Final position: X=25.000000, Y=15.000000, Z=2.000000
Spindle: OFF
Test 2: Out of Bounds
---------------------
Out of bounds error caught correctly!
Axis X value 250.000000 is outside bounds [0.000000, 200.000000]
Test 3: Spindle On During Rapid Move
------------------------------------
Spindle on rapid move error caught correctly!
Cannot perform rapid move (G0) when spindle is on
Test 4: Spindle Off During Linear Move
------------------------------------
Spindle off linear move error caught correctly!
Cannot perform linear move (G1) when spindle is off
Conclusion and Future Work
This project presents a verified interpreter for a small but representative subset of CNC G-code, developed in the Lean 4 proof assistant. The interpreter models a simplified 3-axis CNC machine operating in 2D and supports linear motion commands (G0, G1), positioning modes (G90, G91), and spindle control (M3, M5). I defined core safety invariants, including coordinate finiteness, modal state consistency, and spindle-state validity, and proved that each command preserves these invariants. I then combined the proofs into a whole-program soundness theorem showing that any successfully executed program maintains all safety properties.
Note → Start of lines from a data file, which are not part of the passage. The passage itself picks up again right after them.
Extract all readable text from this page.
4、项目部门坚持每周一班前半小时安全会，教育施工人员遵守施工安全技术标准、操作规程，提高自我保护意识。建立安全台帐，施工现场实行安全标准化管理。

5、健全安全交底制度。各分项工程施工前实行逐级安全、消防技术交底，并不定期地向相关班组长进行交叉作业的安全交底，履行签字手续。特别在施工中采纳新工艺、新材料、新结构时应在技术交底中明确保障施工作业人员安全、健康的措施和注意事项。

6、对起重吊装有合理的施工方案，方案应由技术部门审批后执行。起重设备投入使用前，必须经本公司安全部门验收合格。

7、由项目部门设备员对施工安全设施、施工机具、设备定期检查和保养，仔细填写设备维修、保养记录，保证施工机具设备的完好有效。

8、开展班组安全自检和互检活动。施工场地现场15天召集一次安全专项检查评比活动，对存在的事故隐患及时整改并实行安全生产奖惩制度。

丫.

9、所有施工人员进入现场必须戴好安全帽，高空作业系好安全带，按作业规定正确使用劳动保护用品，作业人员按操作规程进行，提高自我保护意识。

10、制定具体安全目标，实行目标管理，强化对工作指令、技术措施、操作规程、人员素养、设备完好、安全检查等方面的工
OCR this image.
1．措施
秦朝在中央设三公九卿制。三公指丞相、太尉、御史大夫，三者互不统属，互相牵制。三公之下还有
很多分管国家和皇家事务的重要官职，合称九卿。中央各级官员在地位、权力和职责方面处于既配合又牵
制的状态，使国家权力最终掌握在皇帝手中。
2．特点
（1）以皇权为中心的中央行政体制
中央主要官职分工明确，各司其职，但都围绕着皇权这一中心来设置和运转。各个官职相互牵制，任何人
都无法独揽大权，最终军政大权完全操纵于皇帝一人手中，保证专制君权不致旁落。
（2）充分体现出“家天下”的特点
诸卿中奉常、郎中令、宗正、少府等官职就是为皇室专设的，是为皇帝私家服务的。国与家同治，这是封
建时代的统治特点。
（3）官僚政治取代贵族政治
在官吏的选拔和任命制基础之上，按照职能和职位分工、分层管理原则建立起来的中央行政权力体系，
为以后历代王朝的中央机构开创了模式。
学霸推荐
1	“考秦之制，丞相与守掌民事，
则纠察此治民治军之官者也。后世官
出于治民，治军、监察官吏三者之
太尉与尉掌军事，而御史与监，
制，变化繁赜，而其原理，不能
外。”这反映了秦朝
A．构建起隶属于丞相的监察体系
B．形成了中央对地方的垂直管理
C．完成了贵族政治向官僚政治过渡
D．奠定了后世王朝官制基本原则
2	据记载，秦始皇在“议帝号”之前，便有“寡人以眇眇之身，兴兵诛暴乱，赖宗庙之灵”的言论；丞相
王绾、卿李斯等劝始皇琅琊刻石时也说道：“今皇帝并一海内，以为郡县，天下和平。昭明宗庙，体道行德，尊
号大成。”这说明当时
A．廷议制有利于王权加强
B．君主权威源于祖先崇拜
The project demonstrates that formal verification can complement simulation-based methods commonly used in CAM workflows. As future work, I plan to expand the interpreter to support additional G-code features (e.g., circular interpolation, homing routines), refine error handling for more complex machine behaviors, and investigate integration with existing CAM toolchains to bring formal guarantees into practical manufacturing pipelines.